Türkiye'de pop müzik denince artık ilgi alanımdan çıkmış bir sayfadan bahsediyormuşuz gibi oluyor. Yani son üç-dört senedir o kadar kötü şeyler dinledi ki bu kulaklar, iyi ve yeni bir şey dinlemeye dair umudu neredeyse kalmadı. Tabii bazıları için hâlâ Türk popu “Kliplerinde 18 yaşında gibi davranmayı Gülben Ergen mi daha iyi becermiş yoksa Demet Akalın mı?” sorusu arasında gidip gelirken, en son Simge’nin ‘Mış Mış’ında kalan pop müziği dosyamı hafta sonu Esin Övet’in yazdıklarıyla yenileyeyim dedim. Buray çıkmış son dönemde, herkes onu dinliyormuş. 1990’lar Kenan Doğulu’su ile ilk albümü çıkardığı dönemdeki Yalın’ın hassasiyetini içeren albüm, kadınlara özlediği duyguları veriyor olmalı. 90’lar duygusallığı 90’larda kalsın diyerek uzaklaşıyorum olay yerinden. Sonra Güliz Ayla varmış, şarkıların tarzı aynı Sıla’ymış. ‘Olmazsan Olmaz’da izlediğim genç kıza bayıldım. Makyajsız, saçı başı dağınık Selah Sue havaları tatlı olmuş. Ama şarkıları dinlemem sanırım, o kadar derine inmeyeyim. Sonra Röya ft Ozan Çolakoğlu’ndan ‘Kesin Bilgi’ diye bir klip izledim. “Kesin Bilgi yayılsın” diyen sözlerdeki Gülşen’e rağmen anlayamadım bu prodüksiyonu.

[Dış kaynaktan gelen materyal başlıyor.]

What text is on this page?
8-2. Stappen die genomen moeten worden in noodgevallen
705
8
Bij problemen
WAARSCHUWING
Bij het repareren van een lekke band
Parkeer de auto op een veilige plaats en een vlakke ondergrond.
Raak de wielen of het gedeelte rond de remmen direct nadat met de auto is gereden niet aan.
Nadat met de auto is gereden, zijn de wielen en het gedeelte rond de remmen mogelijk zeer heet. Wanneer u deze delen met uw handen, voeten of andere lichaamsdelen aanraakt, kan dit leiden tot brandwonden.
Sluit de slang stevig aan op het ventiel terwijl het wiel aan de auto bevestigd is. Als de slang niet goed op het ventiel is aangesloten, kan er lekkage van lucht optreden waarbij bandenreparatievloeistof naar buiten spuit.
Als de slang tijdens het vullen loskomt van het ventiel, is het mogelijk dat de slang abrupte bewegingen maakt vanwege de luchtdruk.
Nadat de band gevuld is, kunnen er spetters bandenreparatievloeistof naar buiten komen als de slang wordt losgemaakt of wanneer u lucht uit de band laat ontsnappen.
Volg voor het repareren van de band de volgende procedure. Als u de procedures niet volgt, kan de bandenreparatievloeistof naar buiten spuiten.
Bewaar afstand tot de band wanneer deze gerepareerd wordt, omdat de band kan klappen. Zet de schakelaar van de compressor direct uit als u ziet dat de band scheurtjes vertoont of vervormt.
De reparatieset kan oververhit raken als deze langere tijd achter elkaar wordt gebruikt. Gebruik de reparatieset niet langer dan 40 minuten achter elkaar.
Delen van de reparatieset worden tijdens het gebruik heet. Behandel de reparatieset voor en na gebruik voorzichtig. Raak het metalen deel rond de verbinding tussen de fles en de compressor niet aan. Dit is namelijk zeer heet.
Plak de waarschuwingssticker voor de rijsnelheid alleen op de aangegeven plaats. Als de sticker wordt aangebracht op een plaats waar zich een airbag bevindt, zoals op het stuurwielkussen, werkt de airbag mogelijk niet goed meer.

Sonra “Murat Boz’u hoplatan güzel” ya da benzeri bir cümleyle pazarlaması yapılan Melis Kar’ın ‘Yerin de Dolmuyor ki’ şarkısı. Melis’in kıvrımları / kıvrılmaları gayet yerinde de ortadaki şarkı çok tanıdık. Rastgele açtığınız radyoda ilk karşınıza çıkan şarkılardan biri izlenimi veriyor. Bir kez daha dinler misiniz emin olamıyorsunuz.




Türk popu niye öldü?




Önceki hafta Özgür Aras telefonuma bir mesaj attı: “Türk popu öldü, artık herkes yabancı dinliyor bu konuda ne düşünüyorsun?” Ben de fırsat bu fırsat Türk popunun ölmediğini, sürekli aynı şeyler üreterek insanları bıktıran isimlerin bizzat kendisini öldürdüğünü anlattım. Aynı malzemeden kaç çeşit çorba çıkarabilirsin ki, zaman içinde baydı bu tip şarkılar. Bu açıklamayı ne için yaptığımı da bilmiyordum ama sonradan öğrendim ki Özgür’ün yeni kulübü içinmiş meğer. “% 100 yabancı müzik” sloganıyla aramıza katılan Zbank, Harbiye’ye açılan yeni kulüpler arasındaki yerini alıyor. Bu çarşamba açılacak olan kulüp Super- Fabric’in hemen yanına kurulmuş.




Çığlık komedisi




‘American Horror Story’nin ekranlarda kazandığı gerilimli başarı, gençlik dizilerini bile etkiledi. Şu an sağlam reyting alarak hakkında en fazla konuşturan gençlik dizilerinin başında gelen ‘Scream Queens’, tam


da bu anlayışın ürünü. ‘Glee’nin yaratıcılarından Ian Brennan’ın parmağı olan dizi kampüsteki katili bulana dek oynayan herkesin öldürüldüğü klasik yapılı bir konuya sahip olsa da, dizideki absürtlükler olaya bağlanmanıza ve her bölümde daha fazla eğlenmenize sebep oluyor. Kara komedinin gençlik dizilerine sıçraması çok iyi oldu, en azından benim için. ‘Gossip Girl’ün sadece tasarım giyen kızları, Wes Craven’ın ‘Çığlık’ (Scream) filmini çeker gibi olmuş ama eğleniyorsunuz.




Yeşilçam ruhu




Bu ara konuşulan bir diğer konu da Türk dizilerinin Yeşilçam kokulu bir şekilde ilerlemesi. Konular, entrikalar hep aynı tarzda. “Burada yapılmışı var, neden Amerika’yı baştan keşfedelim ki” diyenler haklı tabii. Kendini yormaya ne gerek var? Bir de Türk insanının duygusunu en iyi veren filmler onlar, yararlanmamak olmaz. İşte bir Yeşilçam tadı da sinemadan. Bu hafta vizyona girecek olan ‘Takım’ filmi, mahallelerindeki halı saha yıkılıp yerine apartmanlar dikilmesin diye uğraşan mahallelinin hayatından bir kesit. Fırat Tanış fedakâr ağabey rolünde içinizi dağlarken Yağız Can Konyalı’nın oyunculuğunu seveceksiniz. Yönetmen Emre Şahin özellikle oyunculuklar üzerine titremiş sanırım, ortam bozan yan rollere rastlamıyorsunuz. Filmin adı ‘Takım’ olunca bol bol futbol içeriyor olması konusunda bir uyarı yapmama gerek yok sanırım.